Thank you so much for understanding. ❤️Sorry you endured those very traumatic childhood experiences yourself ❤️

Slightly differently from you my DM was main perpetrator and DF the enabler

i was an only child also so no siblings as a yardstick, as it were, though I’m not implying this would in any way have made things easier for me necessarily

OP posts:
Pinkclouds80 · 13/01/2025 13:05

As everyone else has said, unanimously, yes that behaviour was absolutely abusive. Your mum was clearly in a very bad place in herself, and it meant she did very bad things to you. It’s 100% to your credit that you survived, and you’re still trying to make sense of it many years later.

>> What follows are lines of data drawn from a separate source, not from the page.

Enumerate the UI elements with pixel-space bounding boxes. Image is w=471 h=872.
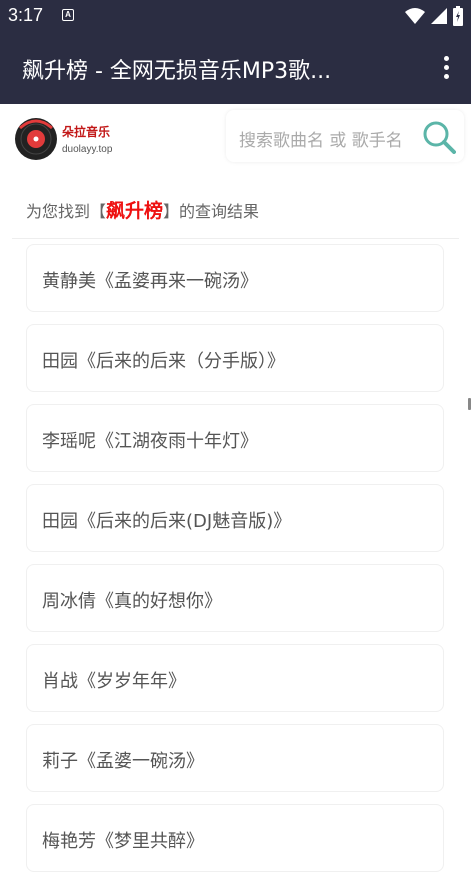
search-box[interactable]: 搜索歌曲名 或 歌手名: [226, 110, 464, 162]
song-title: 李瑶呢《江湖夜雨十年灯》: [42, 431, 258, 452]
list-item[interactable]: 李瑶呢《江湖夜雨十年灯》: [26, 404, 444, 472]
search-icon[interactable]: [422, 120, 456, 154]
result-suffix: 】的查询结果: [163, 202, 260, 221]
song-title: 田园《后来的后来(DJ魅音版)》: [42, 511, 292, 532]
site-logo[interactable]: 朵拉音乐 duolayy.top: [14, 114, 124, 164]
status-time: 3:17: [8, 5, 44, 25]
list-item[interactable]: 田园《后来的后来（分手版）》: [26, 324, 444, 392]
list-item[interactable]: 田园《后来的后来(DJ魅音版)》: [26, 484, 444, 552]
status-bar: 3:17 A: [0, 0, 471, 32]
more-vert-icon[interactable]: [441, 56, 451, 82]
song-title: 莉子《孟婆一碗汤》: [42, 751, 204, 772]
divider: [12, 238, 459, 239]
app-bar: 飙升榜 - 全网无损音乐MP3歌...: [0, 32, 471, 104]
battery-icon: [453, 6, 463, 26]
list-item[interactable]: 黄静美《孟婆再来一碗汤》: [26, 244, 444, 312]
song-title: 肖战《岁岁年年》: [42, 671, 186, 692]
song-title: 黄静美《孟婆再来一碗汤》: [42, 271, 258, 292]
page-title: 飙升榜 - 全网无损音乐MP3歌...: [22, 59, 332, 84]
search-input[interactable]: 搜索歌曲名 或 歌手名: [239, 126, 403, 151]
status-icons: [405, 6, 463, 26]
list-item[interactable]: 周冰倩《真的好想你》: [26, 564, 444, 632]
song-title: 梅艳芳《梦里共醉》: [42, 831, 204, 852]
svg-text:duolayy.top: duolayy.top: [62, 144, 113, 155]
result-keyword: 飙升榜: [106, 200, 164, 222]
notification-icon: A: [62, 9, 74, 21]
signal-icon: [431, 8, 447, 24]
result-summary: 为您找到【飙升榜】的查询结果: [0, 174, 471, 238]
list-item[interactable]: 梅艳芳《梦里共醉》: [26, 804, 444, 872]
list-item[interactable]: 肖战《岁岁年年》: [26, 644, 444, 712]
list-item[interactable]: 莉子《孟婆一碗汤》: [26, 724, 444, 792]
site-header: 朵拉音乐 duolayy.top 搜索歌曲名 或 歌手名: [0, 104, 471, 174]
song-title: 田园《后来的后来（分手版）》: [42, 351, 285, 372]
song-title: 周冰倩《真的好想你》: [42, 591, 222, 612]
result-prefix: 为您找到【: [26, 202, 107, 221]
wifi-icon: [405, 8, 425, 24]
svg-text:朵拉音乐: 朵拉音乐: [62, 124, 110, 139]
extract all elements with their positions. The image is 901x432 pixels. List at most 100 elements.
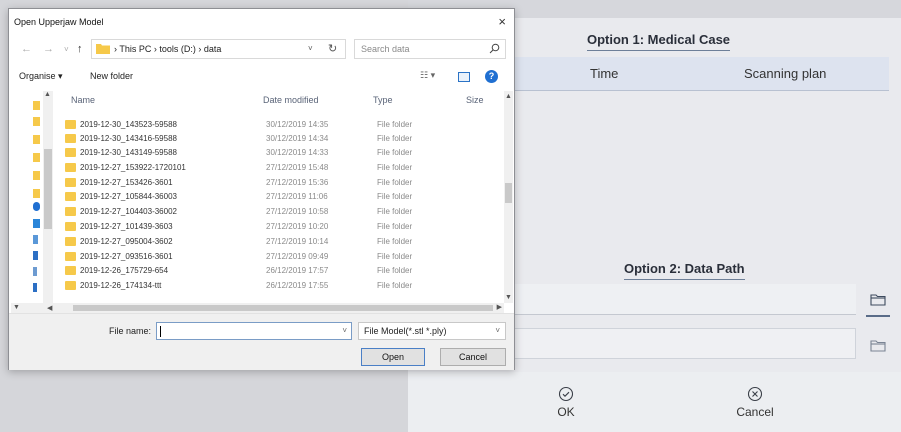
- new-folder-button[interactable]: New folder: [90, 71, 133, 81]
- file-type: File folder: [377, 222, 413, 231]
- chevron-down-icon[interactable]: ˅: [64, 45, 69, 54]
- refresh-icon[interactable]: ↻: [328, 42, 337, 55]
- column-size[interactable]: Size: [466, 95, 484, 105]
- folder-icon[interactable]: [33, 189, 40, 198]
- preview-pane-icon[interactable]: [458, 72, 470, 82]
- folder-icon[interactable]: [33, 153, 40, 162]
- file-row[interactable]: 2019-12-27_105844-36003 27/12/2019 11:06 F…: [61, 191, 506, 203]
- file-date: 30/12/2019 14:35: [266, 120, 329, 129]
- file-row[interactable]: 2019-12-30_143523-59588 30/12/2019 14:35 F…: [61, 119, 506, 131]
- folder-icon: [65, 163, 76, 172]
- file-name: 2019-12-30_143149-59588: [80, 148, 177, 157]
- file-type: File folder: [377, 120, 413, 129]
- column-date-modified[interactable]: Date modified: [263, 95, 319, 105]
- dialog-cancel-button[interactable]: Cancel: [440, 348, 506, 366]
- option2-title-text: Option 2: Data Path: [624, 261, 745, 276]
- folder-icon: [65, 266, 76, 275]
- file-name: 2019-12-26_174134-ttt: [80, 281, 162, 290]
- browse-folder-button-2[interactable]: [864, 331, 892, 359]
- file-row[interactable]: 2019-12-27_101439-3603 27/12/2019 10:20 Fi…: [61, 221, 506, 233]
- file-name: 2019-12-26_175729-654: [80, 266, 169, 275]
- help-icon[interactable]: ?: [485, 70, 498, 83]
- view-options-icon[interactable]: ☷ ▾: [420, 70, 435, 81]
- open-button[interactable]: Open: [361, 348, 425, 366]
- ok-button[interactable]: OK: [548, 386, 584, 419]
- scroll-down-icon[interactable]: ▼: [13, 304, 20, 311]
- drive-icon[interactable]: [33, 235, 38, 244]
- cancel-button[interactable]: Cancel: [730, 386, 780, 419]
- hscroll-thumb[interactable]: [73, 305, 493, 311]
- file-date: 30/12/2019 14:34: [266, 134, 329, 143]
- quick-access-folder-icon[interactable]: [33, 101, 40, 110]
- nav-pane-scroll-thumb[interactable]: [44, 149, 52, 229]
- scroll-down-icon[interactable]: ▼: [505, 294, 512, 301]
- chevron-down-icon[interactable]: ˅: [495, 326, 500, 335]
- folder-icon[interactable]: [33, 117, 40, 126]
- file-type-select[interactable]: File Model(*.stl *.ply) ˅: [358, 322, 506, 340]
- file-list-scroll-thumb[interactable]: [505, 183, 512, 203]
- file-name-input[interactable]: ˅: [156, 322, 352, 340]
- file-row[interactable]: 2019-12-30_143149-59588 30/12/2019 14:33 F…: [61, 147, 506, 159]
- scroll-up-icon[interactable]: ▲: [44, 91, 51, 98]
- file-date: 26/12/2019 17:55: [266, 281, 329, 290]
- folder-icon: [96, 44, 110, 54]
- file-type: File folder: [377, 192, 413, 201]
- column-type[interactable]: Type: [373, 95, 393, 105]
- file-date: 27/12/2019 11:06: [266, 192, 328, 201]
- file-row[interactable]: 2019-12-26_175729-654 26/12/2019 17:57 Fil…: [61, 265, 506, 277]
- nav-pane-hscroll[interactable]: ▼ ◀: [11, 303, 61, 313]
- file-type: File folder: [377, 237, 413, 246]
- option1-title-underline: [587, 50, 731, 51]
- forward-arrow-icon[interactable]: →: [43, 43, 54, 55]
- close-icon[interactable]: ×: [498, 14, 506, 29]
- navigation-pane: ▲: [11, 91, 56, 303]
- search-icon: [489, 43, 500, 54]
- nav-pane-scrollbar[interactable]: ▲: [43, 91, 53, 303]
- address-path: › This PC › tools (D:) › data: [114, 44, 222, 54]
- address-row: ← → ˅ ↑ › This PC › tools (D:) › data ˅ …: [9, 37, 514, 63]
- folder-icon: [65, 192, 76, 201]
- drive-icon[interactable]: [33, 267, 37, 276]
- file-row[interactable]: 2019-12-26_174134-ttt 26/12/2019 17:55 Fil…: [61, 280, 506, 292]
- column-time[interactable]: Time: [590, 66, 618, 81]
- file-name: 2019-12-27_104403-36002: [80, 207, 177, 216]
- folder-icon[interactable]: [33, 171, 40, 180]
- file-list-scrollbar[interactable]: ▲ ▼: [504, 91, 513, 303]
- file-name: 2019-12-30_143523-59588: [80, 120, 177, 129]
- up-arrow-icon[interactable]: ↑: [77, 43, 83, 55]
- onedrive-icon[interactable]: [33, 202, 40, 211]
- back-arrow-icon[interactable]: ←: [21, 43, 32, 55]
- cancel-label: Cancel: [736, 405, 774, 419]
- scroll-up-icon[interactable]: ▲: [505, 93, 512, 100]
- file-type-value: File Model(*.stl *.ply): [364, 326, 447, 336]
- file-row[interactable]: 2019-12-30_143416-59588 30/12/2019 14:34 F…: [61, 133, 506, 145]
- search-placeholder: Search data: [361, 44, 410, 54]
- file-row[interactable]: 2019-12-27_095004-3602 27/12/2019 10:14 Fi…: [61, 236, 506, 248]
- file-row[interactable]: 2019-12-27_153922-1720101 27/12/2019 15:4…: [61, 162, 506, 174]
- organise-menu[interactable]: Organise ▾: [19, 71, 63, 82]
- file-row[interactable]: 2019-12-27_104403-36002 27/12/2019 10:58 F…: [61, 206, 506, 218]
- scroll-left-icon[interactable]: ◀: [47, 304, 52, 312]
- file-type: File folder: [377, 252, 413, 261]
- chevron-down-icon[interactable]: ˅: [342, 326, 347, 335]
- folder-icon: [65, 207, 76, 216]
- search-input[interactable]: Search data: [354, 39, 506, 59]
- browse-folder-button-1[interactable]: [864, 285, 892, 317]
- folder-icon[interactable]: [33, 135, 40, 144]
- column-name[interactable]: Name: [71, 95, 95, 105]
- open-file-dialog: Open Upperjaw Model × ← → ˅ ↑ › This PC …: [8, 8, 515, 370]
- scroll-right-icon[interactable]: ▶: [497, 303, 502, 311]
- folder-icon: [65, 237, 76, 246]
- file-list: Name Date modified Type Size 2019-12-30_…: [61, 91, 506, 303]
- drive-icon[interactable]: [33, 251, 38, 260]
- file-row[interactable]: 2019-12-27_093516-3601 27/12/2019 09:49 Fi…: [61, 251, 506, 263]
- this-pc-icon[interactable]: [33, 219, 40, 228]
- chevron-down-icon[interactable]: ˅: [308, 44, 313, 53]
- address-bar[interactable]: › This PC › tools (D:) › data ˅ ↻: [91, 39, 346, 59]
- network-icon[interactable]: [33, 283, 37, 292]
- file-name: 2019-12-27_101439-3603: [80, 222, 173, 231]
- column-scanning-plan[interactable]: Scanning plan: [744, 66, 826, 81]
- file-list-hscroll[interactable]: ▶: [61, 303, 504, 313]
- file-row[interactable]: 2019-12-27_153426-3601 27/12/2019 15:36 Fi…: [61, 177, 506, 189]
- file-date: 27/12/2019 15:48: [266, 163, 329, 172]
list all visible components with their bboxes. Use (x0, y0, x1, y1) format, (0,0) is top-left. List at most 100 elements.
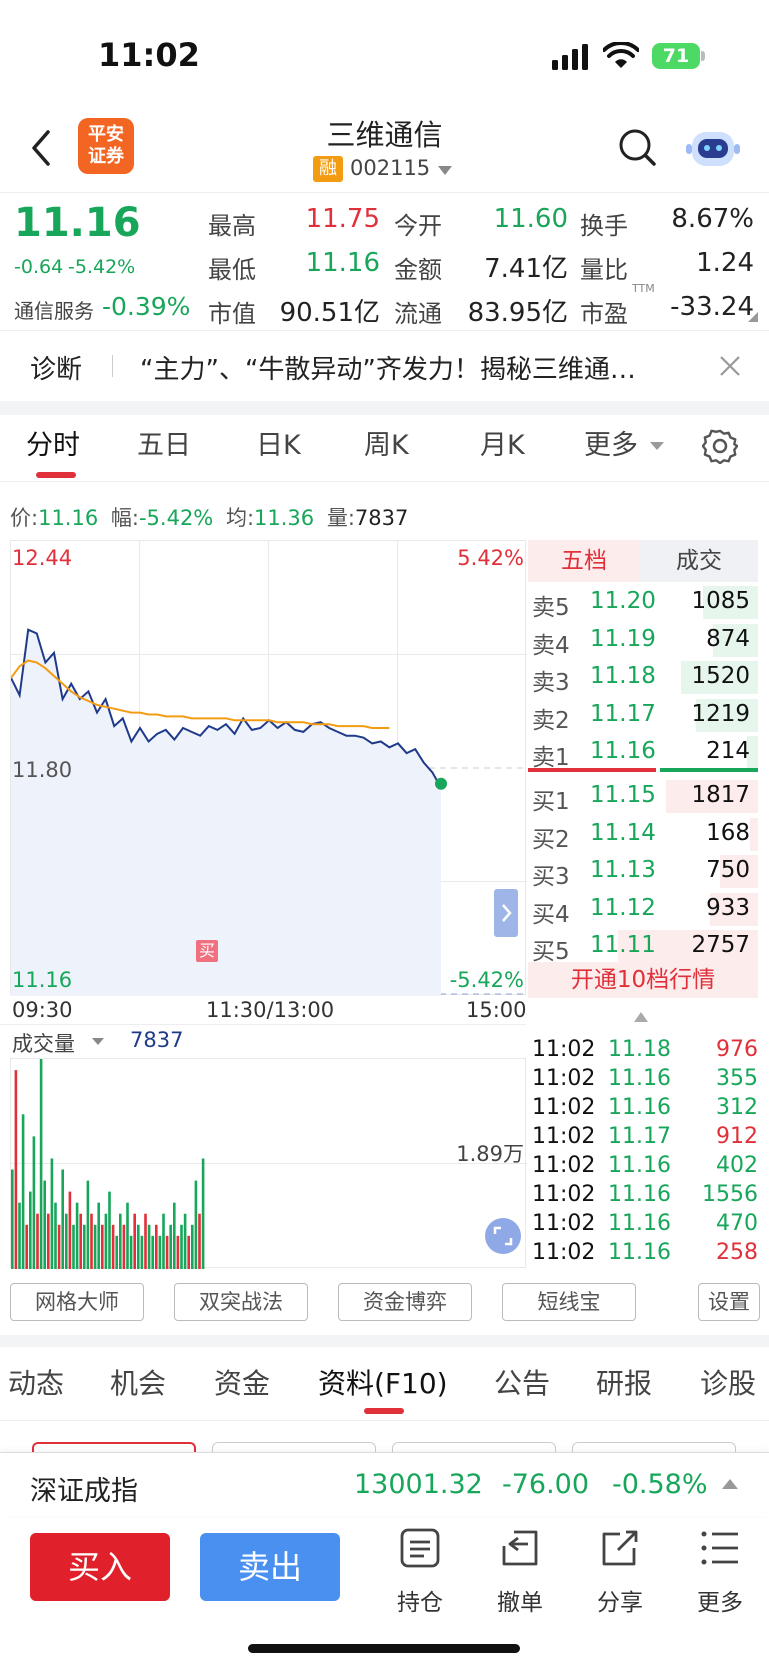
bid-row[interactable]: 买5 11.11 2757 (528, 928, 758, 965)
ask-row[interactable]: 卖1 11.16 214 (528, 734, 758, 771)
index-value: 13001.32 (354, 1469, 483, 1500)
grid-master-button[interactable]: 网格大师 (10, 1283, 144, 1321)
tab-opportunity[interactable]: 机会 (110, 1362, 166, 1402)
bid-row[interactable]: 买1 11.15 1817 (528, 778, 758, 815)
section-gap (0, 401, 769, 415)
buy-marker[interactable]: 买 (196, 940, 218, 962)
tab-order-book[interactable]: 五档 (528, 540, 640, 582)
cancel-order-icon[interactable] (500, 1528, 540, 1568)
volume-bar (108, 1191, 111, 1269)
ask-row[interactable]: 卖2 11.17 1219 (528, 697, 758, 734)
volume-bar (119, 1213, 122, 1269)
volume-bar (29, 1191, 32, 1269)
y-axis-top: 12.44 (12, 546, 73, 570)
depth-bar (749, 817, 758, 851)
ask-row[interactable]: 卖5 11.20 1085 (528, 584, 758, 621)
menu-icon[interactable] (700, 1528, 740, 1568)
level-label: 卖3 (532, 670, 570, 697)
level-price: 11.13 (590, 857, 656, 884)
tab-weekly-k[interactable]: 周K (364, 423, 409, 462)
buy-button[interactable]: 买入 (30, 1533, 170, 1601)
mcap-label: 市值 (208, 300, 256, 328)
double-breakout-button[interactable]: 双突战法 (174, 1283, 308, 1321)
cancel-order-label[interactable]: 撤单 (480, 1583, 560, 1617)
volume-bar (25, 1224, 28, 1269)
volume-bar (18, 1202, 21, 1269)
sector-label[interactable]: 通信服务 (14, 295, 94, 324)
volume-bar (86, 1180, 90, 1269)
trade-price: 11.16 (608, 1153, 671, 1178)
stock-code[interactable]: 002115 (350, 156, 430, 180)
price-chart-svg (11, 628, 527, 996)
sell-button[interactable]: 卖出 (200, 1533, 340, 1601)
margin-badge: 融 (313, 156, 343, 182)
trade-row: 11:02 11.16 312 (532, 1095, 758, 1124)
fullscreen-icon (493, 1226, 513, 1246)
expand-up-icon[interactable] (722, 1479, 738, 1489)
tab-more[interactable]: 更多 (584, 423, 638, 462)
settings-button[interactable]: 设置 (698, 1283, 760, 1321)
divider (0, 1420, 769, 1421)
fund-game-button[interactable]: 资金博弈 (338, 1283, 472, 1321)
bid-row[interactable]: 买2 11.14 168 (528, 816, 758, 853)
tab-intraday[interactable]: 分时 (26, 423, 80, 462)
tab-trades[interactable]: 成交 (640, 540, 758, 582)
short-term-button[interactable]: 短线宝 (502, 1283, 636, 1321)
share-icon[interactable] (600, 1528, 640, 1568)
collapse-up-icon[interactable] (634, 1012, 648, 1022)
volume-bar (90, 1213, 93, 1269)
volume-bar (36, 1213, 39, 1269)
bid-row[interactable]: 买3 11.13 750 (528, 853, 758, 890)
fullscreen-button[interactable] (485, 1218, 521, 1254)
search-icon[interactable] (618, 128, 658, 168)
level-label: 卖5 (532, 595, 570, 621)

my partner lived through something very similar and got a lot (like, a LOT) from Al-anon meetings - they are for the adult children of alcoholics. Lots of info online if you wanted to have a read or try a meeting. Apologies if you already had tried this and it’s not your cup of tea :) xx

IndysMamaRex · 13/01/2025 13:53

Sorry what?! To teach you a lesson?!

the only thing she taught you is that your mother is abusive & you can’t rely on her…also she clearly shouldn’t drink if that’s how she behaves. But drunk or not that’s disgraceful behaviour & I’m sorry you had that experience

Pherian · 14/01/2025 15:05

Why are you still talking to that woman ?

It was abusive to throw you out at 17 in a drunken rage.

It was abusive to say that to you.

I think it’s a fair assumption that your mom is still an abusive drunk.

She did teach you something ; how to survive without your mother. Thank her and cut her off.